For whatever reason, I often think of AB de Villiers as a wicketkeeper but that appears to be rather misguided. He only had the gloves on in 24 of 114 tests, and 59 of 218 ODIs. Weird.
His name cropped up when we were putting this together but we actually saw him more in the ‘kept more than you think he did’ category.
I believe AB also had a decent batting avg as a keeper
The problem with these “batsmen who also did wicketkeeping” characters, as distinct from “wicketkeepers proper” is that the latter group includes many who are/were as mad as a box of frogs, whereas the former group is devoid of such characters.
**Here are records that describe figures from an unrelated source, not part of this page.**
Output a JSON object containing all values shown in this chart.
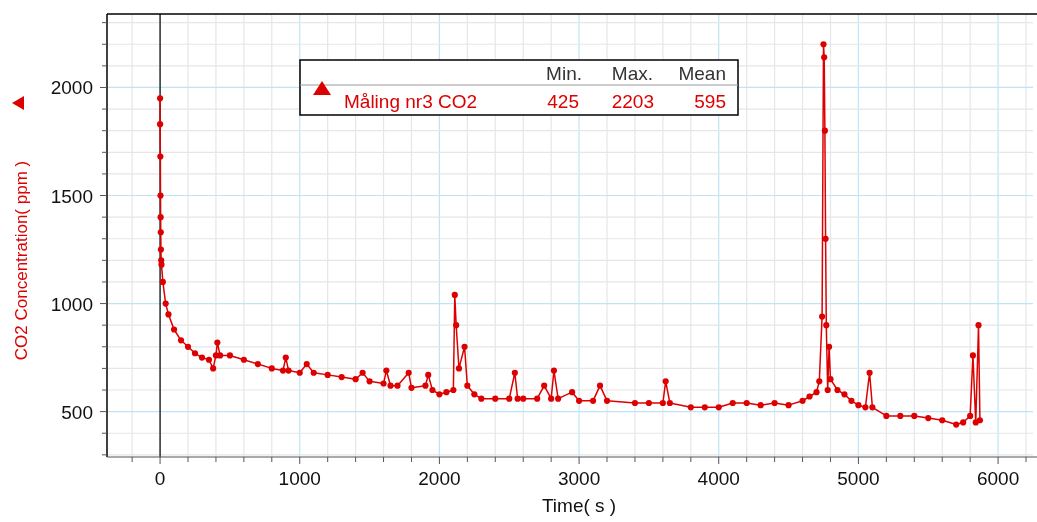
{
  "chart_data": {
    "type": "line",
    "xlabel": "Time( s )",
    "ylabel": "CO2 Concentration( ppm )",
    "x": [
      0,
      0,
      2,
      3,
      4,
      5,
      6,
      8,
      10,
      20,
      40,
      60,
      100,
      150,
      200,
      250,
      300,
      350,
      380,
      400,
      410,
      430,
      500,
      600,
      700,
      800,
      880,
      900,
      920,
      1000,
      1050,
      1100,
      1200,
      1300,
      1400,
      1450,
      1500,
      1600,
      1620,
      1650,
      1700,
      1780,
      1800,
      1900,
      1920,
      1950,
      2000,
      2050,
      2100,
      2110,
      2120,
      2140,
      2180,
      2200,
      2250,
      2300,
      2400,
      2500,
      2540,
      2560,
      2600,
      2700,
      2750,
      2800,
      2820,
      2850,
      2950,
      3000,
      3100,
      3150,
      3200,
      3400,
      3500,
      3600,
      3620,
      3650,
      3800,
      3900,
      4000,
      4100,
      4200,
      4300,
      4400,
      4500,
      4600,
      4650,
      4700,
      4720,
      4740,
      4750,
      4755,
      4760,
      4765,
      4770,
      4780,
      4790,
      4800,
      4850,
      4900,
      4950,
      5000,
      5050,
      5080,
      5100,
      5200,
      5300,
      5400,
      5500,
      5600,
      5700,
      5750,
      5800,
      5820,
      5840,
      5860,
      5870
    ],
    "series": [
      {
        "name": "Måling nr3 CO2",
        "color": "#dd0000",
        "values": [
          1950,
          1830,
          1680,
          1500,
          1400,
          1330,
          1250,
          1200,
          1180,
          1100,
          1000,
          950,
          880,
          830,
          800,
          770,
          750,
          740,
          700,
          760,
          820,
          760,
          760,
          740,
          720,
          700,
          690,
          750,
          690,
          680,
          720,
          680,
          670,
          660,
          650,
          680,
          640,
          630,
          690,
          620,
          620,
          680,
          610,
          620,
          670,
          600,
          580,
          590,
          600,
          1040,
          900,
          700,
          800,
          620,
          580,
          560,
          560,
          560,
          680,
          560,
          560,
          560,
          620,
          560,
          690,
          560,
          590,
          550,
          550,
          620,
          550,
          540,
          540,
          540,
          640,
          540,
          520,
          520,
          520,
          540,
          540,
          530,
          540,
          530,
          550,
          570,
          590,
          640,
          940,
          2200,
          2140,
          1800,
          1300,
          900,
          600,
          800,
          650,
          600,
          580,
          550,
          530,
          520,
          680,
          520,
          480,
          480,
          480,
          470,
          460,
          440,
          450,
          480,
          760,
          450,
          900,
          460
        ]
      }
    ],
    "xlim": [
      -380,
      6250
    ],
    "ylim": [
      290,
      2340
    ],
    "xticks": [
      {
        "value": -200,
        "label": null
      },
      0,
      {
        "value": 200,
        "label": null
      },
      {
        "value": 400,
        "label": null
      },
      {
        "value": 600,
        "label": null
      },
      {
        "value": 800,
        "label": null
      },
      1000,
      {
        "value": 1200,
        "label": null
      },
      {
        "value": 1400,
        "label": null
      },
      {
        "value": 1600,
        "label": null
      },
      {
        "value": 1800,
        "label": null
      },
      2000,
      {
        "value": 2200,
        "label": null
      },
      {
        "value": 2400,
        "label": null
      },
      {
        "value": 2600,
        "label": null
      },
      {
        "value": 2800,
        "label": null
      },
      3000,
      {
        "value": 3200,
        "label": null
      },
      {
        "value": 3400,
        "label": null
      },
      {
        "value": 3600,
        "label": null
      },
      {
        "value": 3800,
        "label": null
      },
      4000,
      {
        "value": 4200,
        "label": null
      },
      {
        "value": 4400,
        "label": null
      },
      {
        "value": 4600,
        "label": null
      },
      {
        "value": 4800,
        "label": null
      },
      5000,
      {
        "value": 5200,
        "label": null
      },
      {
        "value": 5400,
        "label": null
      },
      {
        "value": 5600,
        "label": null
      },
      {
        "value": 5800,
        "label": null
      },
      6000,
      {
        "value": 6200,
        "label": null
      }
    ],
    "yticks": [
      {
        "value": 300,
        "label": null
      },
      {
        "value": 400,
        "label": null
      },
      500,
      {
        "value": 600,
        "label": null
      },
      {
        "value": 700,
        "label": null
      },
      {
        "value": 800,
        "label": null
      },
      {
        "value": 900,
        "label": null
      },
      1000,
      {
        "value": 1100,
        "label": null
      },
      {
        "value": 1200,
        "label": null
      },
      {
        "value": 1300,
        "label": null
      },
      {
        "value": 1400,
        "label": null
      },
      1500,
      {
        "value": 1600,
        "label": null
      },
      {
        "value": 1700,
        "label": null
      },
      {
        "value": 1800,
        "label": null
      },
      {
        "value": 1900,
        "label": null
      },
      2000,
      {
        "value": 2100,
        "label": null
      },
      {
        "value": 2200,
        "label": null
      },
      {
        "value": 2300,
        "label": null
      }
    ],
    "grid": true,
    "legend": "top",
    "marker": "circle",
    "line_style": "solid",
    "ref_lines": [
      {
        "axis": "x",
        "value": 0,
        "color": "#000000"
      }
    ],
    "annotations": [
      "Min.",
      "Max.",
      "Mean",
      "425",
      "2203",
      "595"
    ]
  }
}
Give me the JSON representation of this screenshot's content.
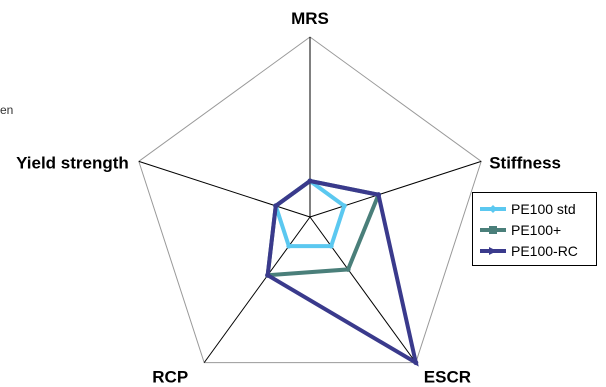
{
  "stray_text": "en",
  "chart_data": {
    "type": "radar",
    "title": "",
    "axes": [
      "MRS",
      "Stiffness",
      "ESCR",
      "RCP",
      "Yield strength"
    ],
    "range": [
      0,
      5
    ],
    "series": [
      {
        "name": "PE100 std",
        "color": "#5bc8f0",
        "values": [
          1.0,
          1.0,
          1.0,
          1.0,
          1.0
        ]
      },
      {
        "name": "PE100+",
        "color": "#4a7f7a",
        "values": [
          1.0,
          2.0,
          1.8,
          2.0,
          1.0
        ]
      },
      {
        "name": "PE100-RC",
        "color": "#3a3a8c",
        "values": [
          1.0,
          2.0,
          5.0,
          2.0,
          1.0
        ]
      }
    ],
    "legend": "right"
  }
}
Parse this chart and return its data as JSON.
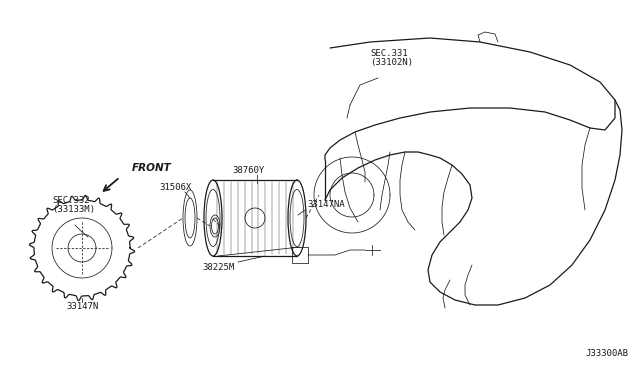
{
  "bg_color": "#ffffff",
  "line_color": "#1a1a1a",
  "labels": {
    "sec331": "SEC.331",
    "sec331_sub": "(33102N)",
    "part38760Y": "38760Y",
    "part31506X": "31506X",
    "part33147NA": "33147NA",
    "part38225M": "38225M",
    "sec332": "SEC.332",
    "sec332_sub": "(33133M)",
    "part33147N": "33147N",
    "front": "FRONT",
    "ref_code": "J33300AB"
  },
  "fontsize_label": 6.5,
  "fontsize_ref": 6.5
}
Alan Knott & Jack Russell are the most obvious examples from the canon of eccentric England keepers, but other corners of the cricketing world have yielded some nutty stumpers – with Rishabh Pant continuing a tradition of Indian eccentrics that goes back to Farokh Engineer if not further.
Certainly the tradition in England goes back a long way. Mordecai Sherwin as goalkeeper/wicketkeeper is but one example: https://en.wikipedia.org/wiki/Mordecai_Sherwin
Niroshan Dickwella.
Indeed – pretty darned crazy.
In the fine tradition of Daisy anglicising southern-Asian names (eg Sir Alf Ganguly) Daisy was surprised when she learned that the Sri Lankan keeper was named Dick Weller.
I wouldn’t call him “mad”, Niroshan just has “Big Dick(wella) Energy”.